『鏡家サーガシリーズ』の1作目で,
01年07月のノベルス作品の文庫化.
第21回メフィスト賞の受賞作で,著者のデビュー作にもあたる作品です.
アニメなどを元にしたユーモアは,物語の陰惨さとの対比もあって印象的なのですが,
あまりにもたくさんで理解できないものも多いため,さすがにうんざりしてしまいます.
また,『壊れている』『狂っている』という表現が何度も出てくるのが気になるところで,
確かにそう感じるところはあるものの,繰り返されることで却って安っぽくなっているよう.
ほかにも,ミステリなんて完全無視とも言わんばかりのメチャクチャな真相とその後日談,
また詰めの甘さであったり,投げっぱなしになっていることなど,いろいろ引っかかります.

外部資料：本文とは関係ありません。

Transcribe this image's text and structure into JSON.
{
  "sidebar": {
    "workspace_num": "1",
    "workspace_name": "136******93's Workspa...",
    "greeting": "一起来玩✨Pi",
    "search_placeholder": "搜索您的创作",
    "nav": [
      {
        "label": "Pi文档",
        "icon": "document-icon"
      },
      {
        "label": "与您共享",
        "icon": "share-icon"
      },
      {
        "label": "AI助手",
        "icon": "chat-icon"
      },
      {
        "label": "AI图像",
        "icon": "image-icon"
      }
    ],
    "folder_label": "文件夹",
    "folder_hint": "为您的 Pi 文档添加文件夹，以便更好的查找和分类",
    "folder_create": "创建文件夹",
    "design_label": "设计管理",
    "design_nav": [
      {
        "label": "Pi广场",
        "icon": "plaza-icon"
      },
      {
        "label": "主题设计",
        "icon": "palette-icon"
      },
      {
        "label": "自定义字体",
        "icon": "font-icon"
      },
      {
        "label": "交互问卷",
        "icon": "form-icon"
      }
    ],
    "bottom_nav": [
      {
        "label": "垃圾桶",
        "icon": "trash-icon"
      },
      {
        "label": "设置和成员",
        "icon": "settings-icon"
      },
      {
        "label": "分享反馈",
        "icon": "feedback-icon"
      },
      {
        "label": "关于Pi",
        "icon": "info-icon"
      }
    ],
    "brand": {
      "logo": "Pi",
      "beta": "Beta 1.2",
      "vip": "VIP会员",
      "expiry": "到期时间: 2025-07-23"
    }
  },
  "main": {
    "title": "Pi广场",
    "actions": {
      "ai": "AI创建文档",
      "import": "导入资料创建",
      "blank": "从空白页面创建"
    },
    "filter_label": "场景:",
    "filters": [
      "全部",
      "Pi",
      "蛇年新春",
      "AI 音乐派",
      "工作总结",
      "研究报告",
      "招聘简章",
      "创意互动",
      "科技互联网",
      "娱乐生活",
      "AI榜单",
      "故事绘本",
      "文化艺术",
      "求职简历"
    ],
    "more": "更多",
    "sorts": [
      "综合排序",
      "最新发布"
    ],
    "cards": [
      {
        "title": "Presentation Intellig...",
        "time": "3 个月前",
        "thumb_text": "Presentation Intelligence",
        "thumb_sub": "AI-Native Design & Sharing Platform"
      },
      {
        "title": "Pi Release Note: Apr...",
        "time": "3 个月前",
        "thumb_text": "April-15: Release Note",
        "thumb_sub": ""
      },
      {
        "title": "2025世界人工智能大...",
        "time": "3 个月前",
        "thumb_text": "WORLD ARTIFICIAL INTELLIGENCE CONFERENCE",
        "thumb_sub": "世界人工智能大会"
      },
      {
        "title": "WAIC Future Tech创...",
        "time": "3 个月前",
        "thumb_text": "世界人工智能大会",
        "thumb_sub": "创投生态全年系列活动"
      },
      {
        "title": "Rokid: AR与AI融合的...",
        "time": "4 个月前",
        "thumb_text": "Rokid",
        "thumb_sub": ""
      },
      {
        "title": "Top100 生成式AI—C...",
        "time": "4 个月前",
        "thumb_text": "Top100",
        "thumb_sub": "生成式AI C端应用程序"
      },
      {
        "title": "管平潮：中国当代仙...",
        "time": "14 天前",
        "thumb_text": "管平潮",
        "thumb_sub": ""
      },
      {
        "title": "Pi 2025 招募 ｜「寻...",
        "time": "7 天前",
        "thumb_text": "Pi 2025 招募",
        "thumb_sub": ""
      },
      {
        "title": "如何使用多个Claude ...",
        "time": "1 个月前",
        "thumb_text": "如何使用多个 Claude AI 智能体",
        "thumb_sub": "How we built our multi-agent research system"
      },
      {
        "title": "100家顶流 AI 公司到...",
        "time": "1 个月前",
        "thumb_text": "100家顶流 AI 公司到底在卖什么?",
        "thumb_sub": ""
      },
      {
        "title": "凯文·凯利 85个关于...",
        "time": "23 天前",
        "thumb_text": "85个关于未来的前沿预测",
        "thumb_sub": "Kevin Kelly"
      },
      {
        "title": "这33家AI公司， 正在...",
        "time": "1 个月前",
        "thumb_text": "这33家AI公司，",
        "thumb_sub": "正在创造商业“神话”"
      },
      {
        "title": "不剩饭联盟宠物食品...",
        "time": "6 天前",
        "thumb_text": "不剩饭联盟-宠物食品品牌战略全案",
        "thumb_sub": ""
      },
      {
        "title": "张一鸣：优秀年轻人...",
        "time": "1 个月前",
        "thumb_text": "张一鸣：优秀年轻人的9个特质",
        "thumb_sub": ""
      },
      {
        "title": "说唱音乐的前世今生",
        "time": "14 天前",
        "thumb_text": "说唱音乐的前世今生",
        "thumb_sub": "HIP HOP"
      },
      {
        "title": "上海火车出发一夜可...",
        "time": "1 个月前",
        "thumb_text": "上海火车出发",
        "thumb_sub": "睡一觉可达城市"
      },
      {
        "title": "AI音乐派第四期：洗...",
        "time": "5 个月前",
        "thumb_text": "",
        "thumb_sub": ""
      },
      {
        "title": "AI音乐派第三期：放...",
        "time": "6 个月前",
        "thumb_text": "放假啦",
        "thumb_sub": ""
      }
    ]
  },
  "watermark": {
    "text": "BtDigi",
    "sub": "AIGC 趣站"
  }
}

ただ,それらが霞んでしまうほどの『突き抜けるような勢い』を感じてしまうのもまた事実で,
粗っぽいところは多々あるものの,もう少し読んでみたいと思わせられる作家さん,作品でした.
文庫化に際しての加筆修正については,巻末に明示的な記述は見あたりませんでしたが,
あとがき(文庫版のみ)に,「加筆修正をほどこした」と著者自らのコメントがあります.